Abstract

The article of Spitzer and Endicott (1978) is part of the preparatory work for the third edition of the Diagnostic and Statistical Manual of the American Psychiatric Association (DSM-III). This article highlights the need to define the concept of mental disorder to better identify guiding principles for determining which conditions should be included in the classification, which conditions should be excluded, and how these conditions should be delineated. The article describes a proposed definition and criteria for delineating a medical condition. The first originality of this article is to propose a reversal: the mental disorder will be delimited from a general definition of disorder in medicine. The second originality is to propose a hybrid position: the medical disorder is defined at the intersection of a physiological perspective (based on facts) and a social perspective related to the notion of disability (based on values). Despite the originality of the positions of Spitzer and Endicott and the interests to clarify the current debate in psychiatry, the major issue of the proposed definition is the absence of an attempt to link together the level of physiological dysfunction inside the human organism with the level of disability.
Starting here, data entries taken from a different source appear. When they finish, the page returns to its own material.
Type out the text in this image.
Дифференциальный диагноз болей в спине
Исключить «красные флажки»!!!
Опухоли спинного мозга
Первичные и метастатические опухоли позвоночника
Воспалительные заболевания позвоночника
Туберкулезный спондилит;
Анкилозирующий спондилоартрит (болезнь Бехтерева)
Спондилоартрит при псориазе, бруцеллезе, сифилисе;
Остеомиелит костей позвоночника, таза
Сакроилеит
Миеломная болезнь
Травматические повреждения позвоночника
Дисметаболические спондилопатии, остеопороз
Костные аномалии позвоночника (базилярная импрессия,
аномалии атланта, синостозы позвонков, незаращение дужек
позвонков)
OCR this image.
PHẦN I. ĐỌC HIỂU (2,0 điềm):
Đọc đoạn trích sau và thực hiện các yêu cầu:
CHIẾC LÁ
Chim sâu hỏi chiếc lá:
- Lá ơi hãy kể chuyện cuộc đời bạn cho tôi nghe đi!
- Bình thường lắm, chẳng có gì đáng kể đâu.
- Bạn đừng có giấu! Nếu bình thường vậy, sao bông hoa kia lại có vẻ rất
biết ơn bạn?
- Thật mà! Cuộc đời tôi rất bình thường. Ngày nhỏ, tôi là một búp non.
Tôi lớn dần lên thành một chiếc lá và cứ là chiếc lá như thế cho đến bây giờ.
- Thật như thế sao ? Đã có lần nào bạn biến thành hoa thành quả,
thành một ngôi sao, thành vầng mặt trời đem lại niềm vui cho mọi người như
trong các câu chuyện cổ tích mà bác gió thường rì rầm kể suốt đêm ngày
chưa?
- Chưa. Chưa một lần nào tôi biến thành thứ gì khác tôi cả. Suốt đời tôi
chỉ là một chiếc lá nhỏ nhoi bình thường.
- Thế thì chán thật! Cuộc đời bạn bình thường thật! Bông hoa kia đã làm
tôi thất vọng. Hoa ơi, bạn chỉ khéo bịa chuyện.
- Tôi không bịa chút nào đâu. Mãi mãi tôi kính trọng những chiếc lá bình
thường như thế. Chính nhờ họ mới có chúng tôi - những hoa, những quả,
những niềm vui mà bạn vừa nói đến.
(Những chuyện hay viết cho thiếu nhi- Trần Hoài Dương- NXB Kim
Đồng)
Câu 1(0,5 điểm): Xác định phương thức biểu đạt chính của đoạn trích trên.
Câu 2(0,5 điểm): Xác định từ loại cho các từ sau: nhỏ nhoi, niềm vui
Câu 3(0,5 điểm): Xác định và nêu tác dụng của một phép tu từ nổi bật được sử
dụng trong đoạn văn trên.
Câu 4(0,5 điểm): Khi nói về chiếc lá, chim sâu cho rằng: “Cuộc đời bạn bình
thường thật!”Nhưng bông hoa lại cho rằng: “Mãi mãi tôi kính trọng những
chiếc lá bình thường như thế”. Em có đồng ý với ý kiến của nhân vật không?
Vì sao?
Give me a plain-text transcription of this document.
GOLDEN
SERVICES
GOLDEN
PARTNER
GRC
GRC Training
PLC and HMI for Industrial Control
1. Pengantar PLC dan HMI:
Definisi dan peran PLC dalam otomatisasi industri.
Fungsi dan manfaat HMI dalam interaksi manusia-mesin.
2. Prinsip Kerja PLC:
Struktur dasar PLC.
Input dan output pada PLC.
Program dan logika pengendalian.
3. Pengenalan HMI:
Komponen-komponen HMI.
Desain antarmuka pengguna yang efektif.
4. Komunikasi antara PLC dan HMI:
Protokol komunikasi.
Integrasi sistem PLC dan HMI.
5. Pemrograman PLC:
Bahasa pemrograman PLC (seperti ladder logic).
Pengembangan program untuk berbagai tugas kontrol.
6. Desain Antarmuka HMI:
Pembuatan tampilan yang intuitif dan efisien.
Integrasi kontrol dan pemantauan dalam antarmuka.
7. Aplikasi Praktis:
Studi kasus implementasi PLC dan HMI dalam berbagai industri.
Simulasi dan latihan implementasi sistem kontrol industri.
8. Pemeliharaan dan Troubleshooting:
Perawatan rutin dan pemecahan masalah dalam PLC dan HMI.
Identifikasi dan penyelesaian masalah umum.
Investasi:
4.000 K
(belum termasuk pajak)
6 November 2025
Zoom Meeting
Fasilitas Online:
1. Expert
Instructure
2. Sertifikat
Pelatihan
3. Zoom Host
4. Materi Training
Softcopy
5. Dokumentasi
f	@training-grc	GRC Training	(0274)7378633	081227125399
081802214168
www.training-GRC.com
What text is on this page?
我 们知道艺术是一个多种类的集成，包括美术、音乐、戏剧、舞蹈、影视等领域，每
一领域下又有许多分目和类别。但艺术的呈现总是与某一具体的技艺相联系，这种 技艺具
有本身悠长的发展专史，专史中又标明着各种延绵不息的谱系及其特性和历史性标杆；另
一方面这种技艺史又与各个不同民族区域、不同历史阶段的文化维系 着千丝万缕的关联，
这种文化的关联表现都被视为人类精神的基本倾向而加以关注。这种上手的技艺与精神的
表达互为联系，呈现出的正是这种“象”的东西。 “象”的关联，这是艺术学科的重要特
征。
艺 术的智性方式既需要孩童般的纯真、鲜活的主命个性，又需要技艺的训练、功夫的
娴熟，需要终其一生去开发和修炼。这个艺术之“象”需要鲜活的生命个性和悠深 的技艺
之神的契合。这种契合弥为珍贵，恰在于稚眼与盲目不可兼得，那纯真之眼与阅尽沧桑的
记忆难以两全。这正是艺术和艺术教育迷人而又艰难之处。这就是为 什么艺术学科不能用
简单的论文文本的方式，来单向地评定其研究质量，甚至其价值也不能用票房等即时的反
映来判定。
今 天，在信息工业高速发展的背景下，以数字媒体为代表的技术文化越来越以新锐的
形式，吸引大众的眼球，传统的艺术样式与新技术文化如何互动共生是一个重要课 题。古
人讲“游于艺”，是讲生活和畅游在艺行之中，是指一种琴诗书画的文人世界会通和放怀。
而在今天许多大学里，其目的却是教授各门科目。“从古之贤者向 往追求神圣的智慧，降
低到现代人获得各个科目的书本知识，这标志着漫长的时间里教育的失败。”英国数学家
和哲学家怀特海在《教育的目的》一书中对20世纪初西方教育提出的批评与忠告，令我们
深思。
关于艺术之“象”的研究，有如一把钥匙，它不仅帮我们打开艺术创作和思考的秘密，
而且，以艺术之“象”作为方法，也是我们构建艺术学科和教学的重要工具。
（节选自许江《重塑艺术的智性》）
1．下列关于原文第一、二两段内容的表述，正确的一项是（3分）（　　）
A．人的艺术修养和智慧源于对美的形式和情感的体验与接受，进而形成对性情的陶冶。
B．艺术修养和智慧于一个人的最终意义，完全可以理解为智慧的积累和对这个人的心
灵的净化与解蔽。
This absence could be related to the fact that the authors do not propose a reference theory of cerebral and mental functioning. We will therefore analyze how the recent Research Domain Criteria (RDoC) project can highlight the limit of the original Spitzer and Endicott project. It will be emphasized, however, that explanatory models in medicine are not entirely guided by physiological knowledge but remain fundamentally a pragmatic choice. Thus an intermediate level of physiological explanation will be proposed between the level of explanation of brain function (such as the neurosciences constitute it), and the practice level of psychiatric medical action.